Cry me a retraction: Scientists pull Cry protein paper for irreproducibility

world journal of microbialA paper on the biological insecticide Cry protein — most famously produced by genetically modified “Bt” corn — has been retracted because the authors couldn’t reproduce the findings.

The initial paper concluded that their modified gene produced a Cry protein that was significantly more toxic than the one currently spliced into food crops to make them resistant to moths, beetles, and other insects. However, when repeating the experiments, the modified proteins weren’t any more deadly than the original version.

Here is the notice:

The authors have decided to retract their article entitled “Preliminary comparing the toxicities of the hybrid cry1Acs fused with different heterogenous genes provided guidance for the fusion expression of Cry proteins” in World J Microbiol Biotechnol (2012 Jan; 28(1):397–400).

Upon executing further experiments, it has been found that neither of the two fused hybrid Cry1Ac proteins had a statistically significant increase in the toxicity in comparison with Cry1Ac protein. The difference between the toxicities of the two hybrid Cry1Ac proteins was also statistically insignificant.

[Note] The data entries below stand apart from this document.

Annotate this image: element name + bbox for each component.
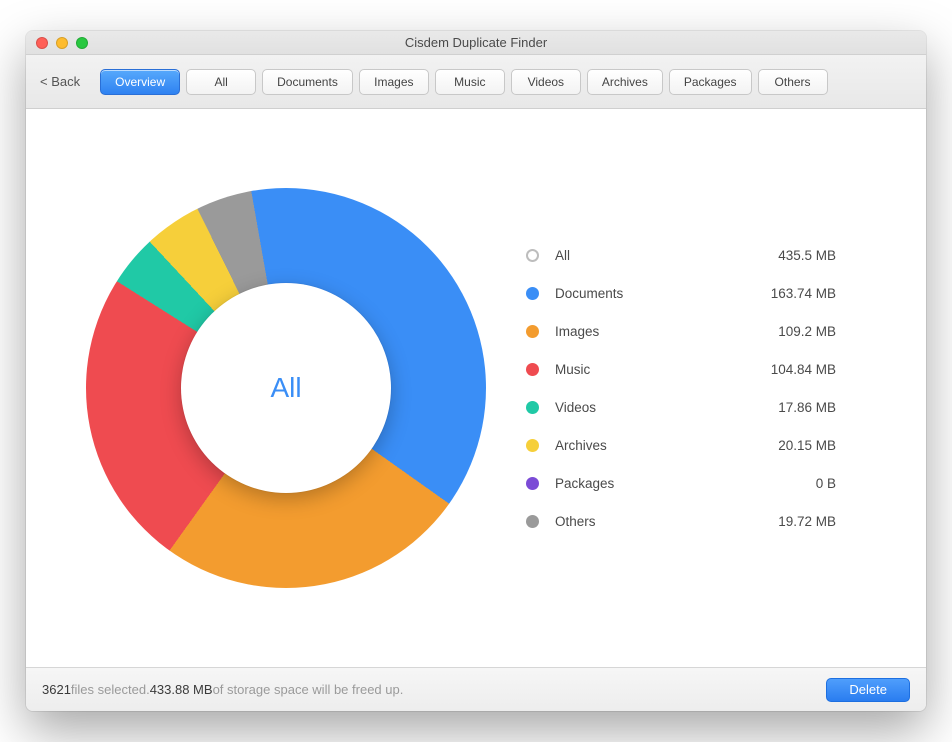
zoom-icon[interactable] [76,37,88,49]
legend-value: 0 B [746,476,836,491]
legend-label: Others [555,514,746,529]
legend-label: Documents [555,286,746,301]
titlebar: Cisdem Duplicate Finder [26,31,926,55]
legend-label: Images [555,324,746,339]
legend-swatch-icon [526,477,539,490]
tab-overview[interactable]: Overview [100,69,180,95]
legend-value: 104.84 MB [746,362,836,377]
content-area: All All435.5 MBDocuments163.74 MBImages1… [26,109,926,667]
legend-swatch-icon [526,325,539,338]
legend-label: Packages [555,476,746,491]
tab-others[interactable]: Others [758,69,828,95]
tab-videos[interactable]: Videos [511,69,581,95]
legend-value: 109.2 MB [746,324,836,339]
legend: All435.5 MBDocuments163.74 MBImages109.2… [526,236,836,540]
legend-swatch-icon [526,439,539,452]
legend-row-images[interactable]: Images109.2 MB [526,312,836,350]
donut-center-label: All [181,283,391,493]
tab-music[interactable]: Music [435,69,505,95]
legend-label: Archives [555,438,746,453]
legend-row-packages[interactable]: Packages0 B [526,464,836,502]
tab-documents[interactable]: Documents [262,69,353,95]
legend-swatch-icon [526,249,539,262]
category-tabs: OverviewAllDocumentsImagesMusicVideosArc… [100,69,827,95]
app-window: Cisdem Duplicate Finder < Back OverviewA… [26,31,926,711]
tab-packages[interactable]: Packages [669,69,752,95]
legend-row-others[interactable]: Others19.72 MB [526,502,836,540]
legend-row-documents[interactable]: Documents163.74 MB [526,274,836,312]
legend-value: 435.5 MB [746,248,836,263]
legend-value: 163.74 MB [746,286,836,301]
footer-size: 433.88 MB [150,682,213,697]
legend-swatch-icon [526,287,539,300]
legend-row-videos[interactable]: Videos17.86 MB [526,388,836,426]
legend-label: All [555,248,746,263]
legend-label: Videos [555,400,746,415]
toolbar: < Back OverviewAllDocumentsImagesMusicVi… [26,55,926,109]
legend-value: 20.15 MB [746,438,836,453]
tab-archives[interactable]: Archives [587,69,663,95]
tab-all[interactable]: All [186,69,256,95]
legend-row-all[interactable]: All435.5 MB [526,236,836,274]
footer-text-2: of storage space will be freed up. [213,682,404,697]
legend-row-music[interactable]: Music104.84 MB [526,350,836,388]
close-icon[interactable] [36,37,48,49]
back-button[interactable]: < Back [40,74,80,89]
donut-chart: All [86,188,486,588]
legend-swatch-icon [526,401,539,414]
footer-text-1: files selected. [71,682,150,697]
legend-swatch-icon [526,363,539,376]
footer-count: 3621 [42,682,71,697]
legend-label: Music [555,362,746,377]
footer: 3621 files selected. 433.88 MB of storag… [26,667,926,711]
legend-swatch-icon [526,515,539,528]
window-controls [26,37,88,49]
minimize-icon[interactable] [56,37,68,49]
legend-row-archives[interactable]: Archives20.15 MB [526,426,836,464]
delete-button[interactable]: Delete [826,678,910,702]
legend-value: 17.86 MB [746,400,836,415]
legend-value: 19.72 MB [746,514,836,529]
window-title: Cisdem Duplicate Finder [26,35,926,50]
tab-images[interactable]: Images [359,69,429,95]
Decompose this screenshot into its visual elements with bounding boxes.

We’ve reached out to the authors, and will update if we learn anything new.

Hat tip Rolf Degen.

One thought on “Cry me a retraction: Scientists pull Cry protein paper for irreproducibility”

  1. It’s ridiculous. One has to pay money to access the retracted paper ($39.95 / €34.95 / £29.95):
    http://link.springer.com/article/10.1007%2Fs11274-011-0825-0
    Is this policy in conformation with COPE policies? Springer is a COPE member, so this apparent discrepancy needs to be verified. Worse yet, on that web-page, the retraction is listed as an “erratum”. Is this an euphemism? Finally, the title makes no sense anyway, at least not grammatically.